TLSS Partner Jonathan R. Harwood Prevails in the United States Court of Appeals for the Second Circuit on Appeal of a Favorable Jury Verdict on Interpretation of Broker/Dealer Insurance Policy

TLSS Partner Jonathan R. Harwood obtained a jury verdict in a declaratory judgment action brought on behalf a TLSS client in October 2013. After a three and one half day jury trial before the Honorable Lorna G. Schofield, in the United States District Court for the Southern District of New York, a jury determined that the TLSS client, an insurer, had no further obligation to pay its insured under a Broker/Dealer and Registered Representative Liability Policy. That verdict was affirmed on appeal in a decision issued on November 3, 2015 by the United States Court of Appeals for the Second Circuit.

The insured was a broker-dealer financial services corporation engaged in the sale of securities through a network of Registered Representatives. Its representatives recommended that certain clients invest in private placements, which are securities that are exempt from registration under Securities and Exchange Commission regulations and by their nature involve higher risk. Private placements were originally excluded from coverage under the standard policy. At the broker-dealer’s request, the insurer added an endorsement to the policy modifying the insuring agreement and policy declarations to provide coverage for these investments, subject to $1 million aggregate limit. All other covered claims under the policy were subject to a $7.5 million aggregate limit if liability.

When the financial crisis hit in 2008-2009, the broker-dealer was inundated with investor claims arising from failed private placement investments. The sponsors of those products declared bankruptcy and were unable to pay investors. The investors, thereafter, pursued the broker-dealer and its registered representatives for the losses. The broker-dealer submitted these claims to its insurer, which agreed to defend the claims subject to the $1 million aggregate limit of liability contained in the endorsement. The broker-dealer disputed this position, contending that the $7.5 million general policy aggregate should apply to the claims. The dispute led to the insurer filing the declaratory judgment action seeking a determination that its reading of the policy was correct and that, having exhausted the $1 million limit, it owed no further obligation to the broker-dealer. The broker-dealer filed a counterclaim alleging breach of contract and bad faith seeking compensatory, consequential and punitive damages in excess of $10 million. During the pre-trial phase, TLSS successfully obtained dismissal of the broker-dealer’s bad faith claim.

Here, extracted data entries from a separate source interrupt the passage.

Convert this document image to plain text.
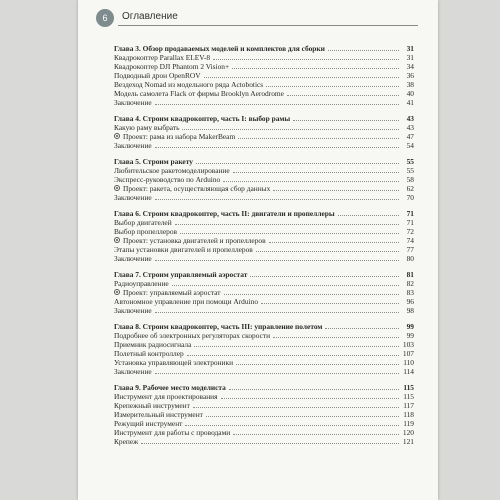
6	Оглавление
Глава 3. Обзор продаваемых моделей и комплектов для сборки	31
Квадрокоптер Parallax ELEV-8	31
Квадрокоптер DJI Phantom 2 Vision+	34
Подводный дрон OpenROV	36
Вездеход Nomad из модельного ряда Actobotics	38
Модель самолета Flack от фирмы Brooklyn Aerodrome	40
Заключение	41
Глава 4. Строим квадрокоптер, часть I: выбор рамы	43
Какую раму выбрать	43
Проект: рама из набора MakerBeam	47
Заключение	54
Глава 5. Строим ракету	55
Любительское ракетомоделирование	55
Экспресс-руководство по Arduino	58
Проект: ракета, осуществляющая сбор данных	62
Заключение	70
Глава 6. Строим квадрокоптер, часть II: двигатели и пропеллеры	71
Выбор двигателей	71
Выбор пропеллеров	72
Проект: установка двигателей и пропеллеров	74
Этапы установки двигателей и пропеллеров	77
Заключение	80
Глава 7. Строим управляемый аэростат	81
Радиоуправление	82
Проект: управляемый аэростат	83
Автономное управление при помощи Arduino	96
Заключение	98
Глава 8. Строим квадрокоптер, часть III: управление полетом	99
Подробнее об электронных регуляторах скорости	99
Приемник радиосигнала	103
Полетный контроллер	107
Установка управляющей электроники	110
Заключение	114
Глава 9. Рабочее место моделиста	115
Инструмент для проектирования	115
Крепежный инструмент	117
Измерительный инструмент	118
Режущий инструмент	119
Инструмент для работы с проводами	120
Крепеж	121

At trial, the court permitted the parties to submit extrinsic evidence of their intent with respect to the applicable limits of liability and the endorsement. At the conclusion of the case, the judge rejected the broker-dealer’s request to instruct the jury to apply the doctrine of contra proferentem. The judge also rejected the broker-dealer’s request to instruct the jury that the insurer could only prevail if it established that its interpretation of the policy was the only reasonable reading of the endorsement. In seeking this charge, the broker-dealer asserted that the limitation of liability constituted an exclusion. Instead, the trial court instructed the jury that it only need find in favor of the insurer if such finding was supported by a preponderance of the evidence. After deliberations of approximately 45 minutes, the jury returned a verdict in the insurer’s favor, finding that the $1 million limit applied and that it owed nothing further under the policy.

The broker-dealer appealed the jury verdict, arguing that the trial court committed reversible error when it failed to instruct the jury to apply either contra proferentem or the heightened burden of proof. It also sought a reversal of the dismissal of its bad faith claim. In affirming the trial court’s decision, the Second Circuit did not address whether contra proferentem applied in this case. Instead, it held that, assuming it was applicable, the jury instruction that was provided did not mislead the jury, as it advised that the insurer had to prove its case by a preponderance of the evidence and, if it failed to do so, the jury must find against the insurer. The Second Circuit also rejected the broker-dealer’s argument that a heightened burden of proof applied, finding that the language at issue was a limit of liability and that such provisions do not constitute exclusions from coverage.

Finally, the Second Circuit affirmed the dismissal of the broker-dealer’s bad faith claim. Here, the court held that the jury’s verdict established that the insurer’s position was, in fact correct. This precluded the broker-dealer from establishing, as it was required to do, that the insurer’s position was less than arguable.